More commonly, it is not disk space that peters out first, but CPU, RAM, or specific services like databases. If you just want to serve static files, rather than run a dynamic site (like a blog or a forum), cheap web hosts can be great bargains. In fact I moved this forum to a VPS because the old host, Micfo, was too unreliable for forum needs. I kept all the library content on the Micfo host machine and set it up with a new subdomain, since they're fine for hosting plain files and it saves a lot of bandwidth and disk space on the more expensive VPS.

Even having said that cheap web hosts are fine for serving files, which you want to do, there are limitations. I will be absolutely astounded if you can find a cheap web host that puts you on a machine with 500 GB of disk space free, much less 3 TB. Web hosts can get a headache when some copyright holder sends them a complaint. Even if you keep the site quiet, they can also get a headache if it appears that your site is using up a lot of disk space and/or bandwidth, and then they may look for reasons (like copyright infringement) to curtail your use or drop you as a customer.

MagicJigPipe - 30-1-2010 at 11:06

Thanks for all the valuable info, obviously this is the first time I have looked into this in years.

I will do some more looking around and reading before I make any investment.

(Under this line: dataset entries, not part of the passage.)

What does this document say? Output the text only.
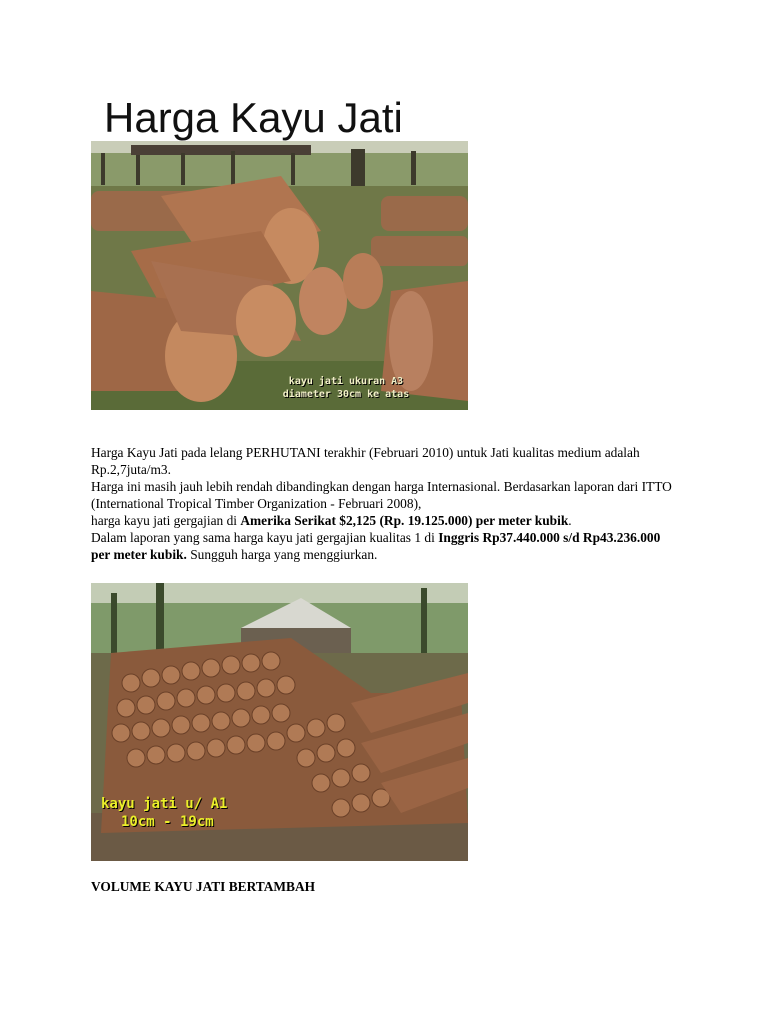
Harga Kayu Jati
kayu jati ukuran A3
diameter 30cm ke atas

Harga Kayu Jati pada lelang PERHUTANI terakhir (Februari 2010) untuk Jati kualitas medium adalah Rp.2,7juta/m3.

Harga ini masih jauh lebih rendah dibandingkan dengan harga Internasional. Berdasarkan laporan dari ITTO (International Tropical Timber Organization - Februari 2008),

harga kayu jati gergajian di Amerika Serikat $2,125 (Rp. 19.125.000) per meter kubik.

Dalam laporan yang sama harga kayu jati gergajian kualitas 1 di Inggris Rp37.440.000 s/d Rp43.236.000 per meter kubik. Sungguh harga yang menggiurkan.

kayu jati u/ A1
10cm - 19cm
VOLUME KAYU JATI BERTAMBAH
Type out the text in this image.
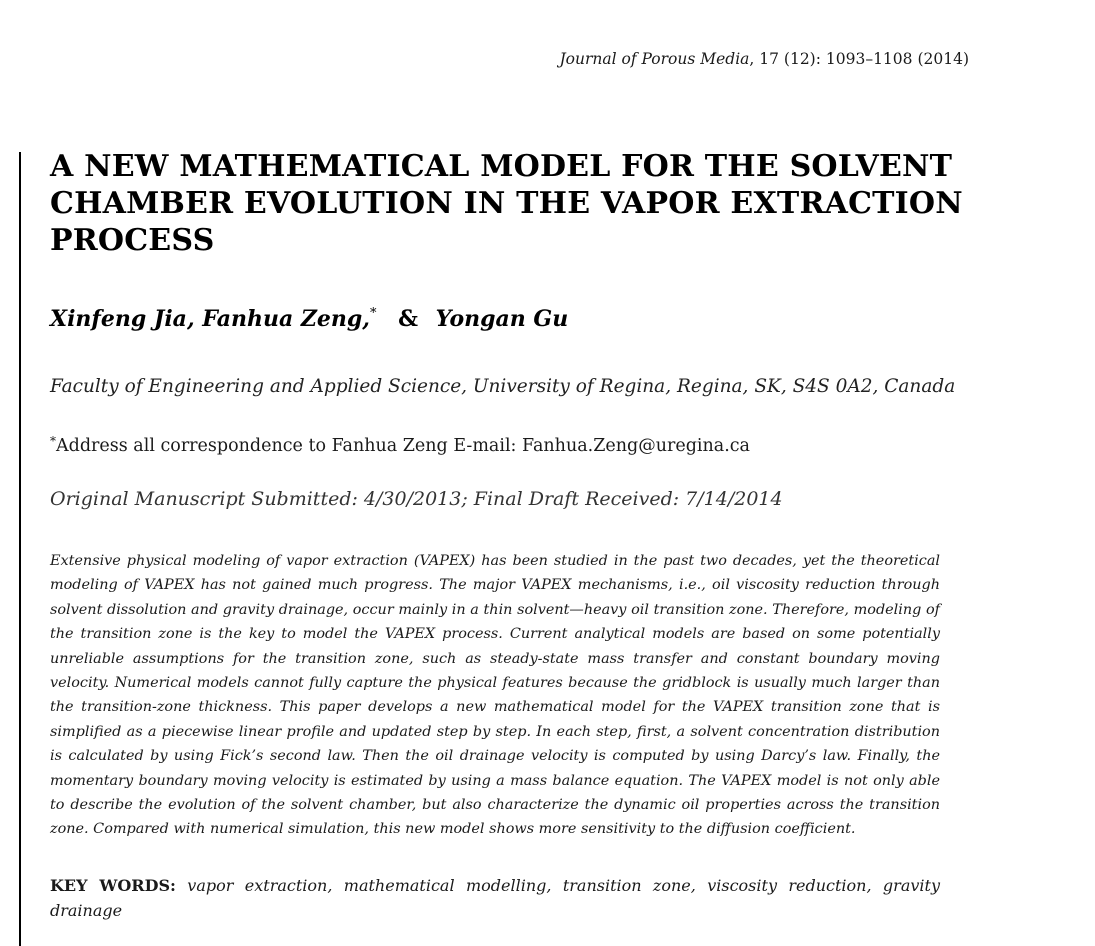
Journal of Porous Media, 17 (12): 1093–1108 (2014)
A NEW MATHEMATICAL MODEL FOR THE SOLVENT CHAMBER EVOLUTION IN THE VAPOR EXTRACTION PROCESS
Xinfeng Jia, Fanhua Zeng,* & Yongan Gu
Faculty of Engineering and Applied Science, University of Regina, Regina, SK, S4S 0A2, Canada
*Address all correspondence to Fanhua Zeng E-mail: Fanhua.Zeng@uregina.ca
Original Manuscript Submitted: 4/30/2013; Final Draft Received: 7/14/2014

Extensive physical modeling of vapor extraction (VAPEX) has been studied in the past two decades, yet the theoretical modeling of VAPEX has not gained much progress. The major VAPEX mechanisms, i.e., oil viscosity reduction through solvent dissolution and gravity drainage, occur mainly in a thin solvent—heavy oil transition zone. Therefore, modeling of the transition zone is the key to model the VAPEX process. Current analytical models are based on some potentially unreliable assumptions for the transition zone, such as steady-state mass transfer and constant boundary moving velocity. Numerical models cannot fully capture the physical features because the gridblock is usually much larger than the transition-zone thickness. This paper develops a new mathematical model for the VAPEX transition zone that is simplified as a piecewise linear profile and updated step by step. In each step, first, a solvent concentration distribution is calculated by using Fick’s second law. Then the oil drainage velocity is computed by using Darcy’s law. Finally, the momentary boundary moving velocity is estimated by using a mass balance equation. The VAPEX model is not only able to describe the evolution of the solvent chamber, but also characterize the dynamic oil properties across the transition zone. Compared with numerical simulation, this new model shows more sensitivity to the diffusion coefficient.

KEY WORDS: vapor extraction, mathematical modelling, transition zone, viscosity reduction, gravity drainage
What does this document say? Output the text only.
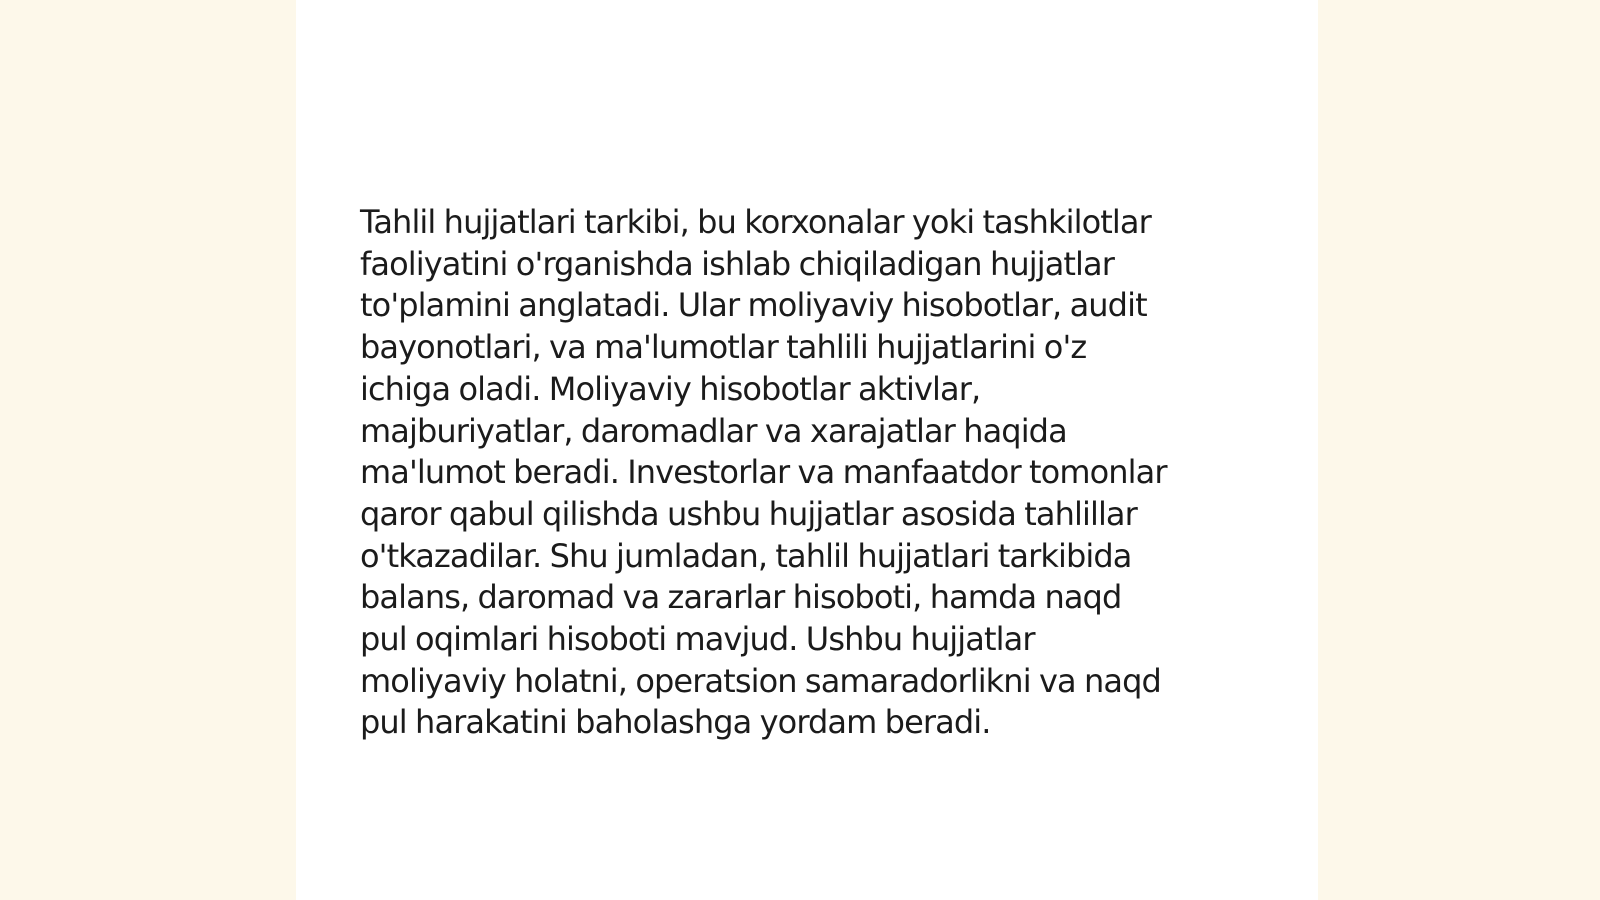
Tahlil hujjatlari tarkibi, bu korxonalar yoki tashkilotlar
faoliyatini o'rganishda ishlab chiqiladigan hujjatlar
to'plamini anglatadi. Ular moliyaviy hisobotlar, audit
bayonotlari, va ma'lumotlar tahlili hujjatlarini o'z
ichiga oladi. Moliyaviy hisobotlar aktivlar,
majburiyatlar, daromadlar va xarajatlar haqida
ma'lumot beradi. Investorlar va manfaatdor tomonlar
qaror qabul qilishda ushbu hujjatlar asosida tahlillar
o'tkazadilar. Shu jumladan, tahlil hujjatlari tarkibida
balans, daromad va zararlar hisoboti, hamda naqd
pul oqimlari hisoboti mavjud. Ushbu hujjatlar
moliyaviy holatni, operatsion samaradorlikni va naqd
pul harakatini baholashga yordam beradi.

woelen - 30-1-2010 at 13:20

What you are talking about requires so-called "dedicated server" webhosting. You hire a slot (usually 1U height) with AC-power, a direct Internet connection and possibly extra services like "remote reboot" when the server is not available anymore. Some companies, offering dedicated server hosting also offer a server, others require you to buy a server, configiure it and then it is installed for you in the 1U rack. The latter type of company then tell you what physical dimensions the server must have and what maximum power consumption is allowed. You have complete freedom, but also must accept high cost.

Such dedicated server hosting only is available at high-speed nodes (e.g. in Europe we have AMS-IX and GN-IX) and hence you are limited to certain locations, which may be far from your home. Cost of this kind of hosting is at least a few tens of dollars per month, expect 50+ dollars per month when you do not want to accept artifically imposed limits on available bandwidth and amount of data traffic per month.

If your wishes are somewhat less strong, then the following might be interesting for you:

http://www.one.com

I have hosting at this party for just EUR 1.25 (appr. $1.7) for 3 GByte storage and no artifically imposed limits on data traffic. For 25 GByte storage you pay EUR 4.90 (appr. $7) per month. They offer FTP access, PHP-programming, MySQL databases and of course webpage hosting.

MagicJigPipe - 31-1-2010 at 13:43

Thanks for the info woelen. This is definitely enough for my needs if you take away one of the considerations I was making (see below):

At first I was thinking of combining two of my "needs" into one (backup of personal files at a remote location in case of fire, flood, theft, etc... and website/file hosting) which is why the large requirements for bandwidth and storage were an issue but I now realize that this is probably not economically feasible.

Now I need some ideas for "on-site" backup of these files that would reduce the risk of them being stolen or destroyed. I couldn't say, bury them, because I need to constantly update the data/files. A lot of ideas are running through my mind. Does anyone else have experience with this or some insight to offer me?

Also, the files take up about 500GB now and it is very likely that they will grow to multiple TB (probably even PB) in the future. Yes, a large percentage is digital video.

I thought of getting a Blu-Ray writer (dual layer = ~50GB; right now they are expensive but surely not for long). I wonder if the long-term reliability of something like that would be better or worse than a magnetic hard drive. So many considerations.

Ideas?

Eclectic - 31-1-2010 at 15:41

Get an ESATA dock and the cheapest megabyte/$ drives you can find....probably the most cost effective backup nowadays....backup to 500meg or 1TB drives and then take them offline. Have good shockcushioned and if pos
sible airtight storage for the drives...maybe a small safe.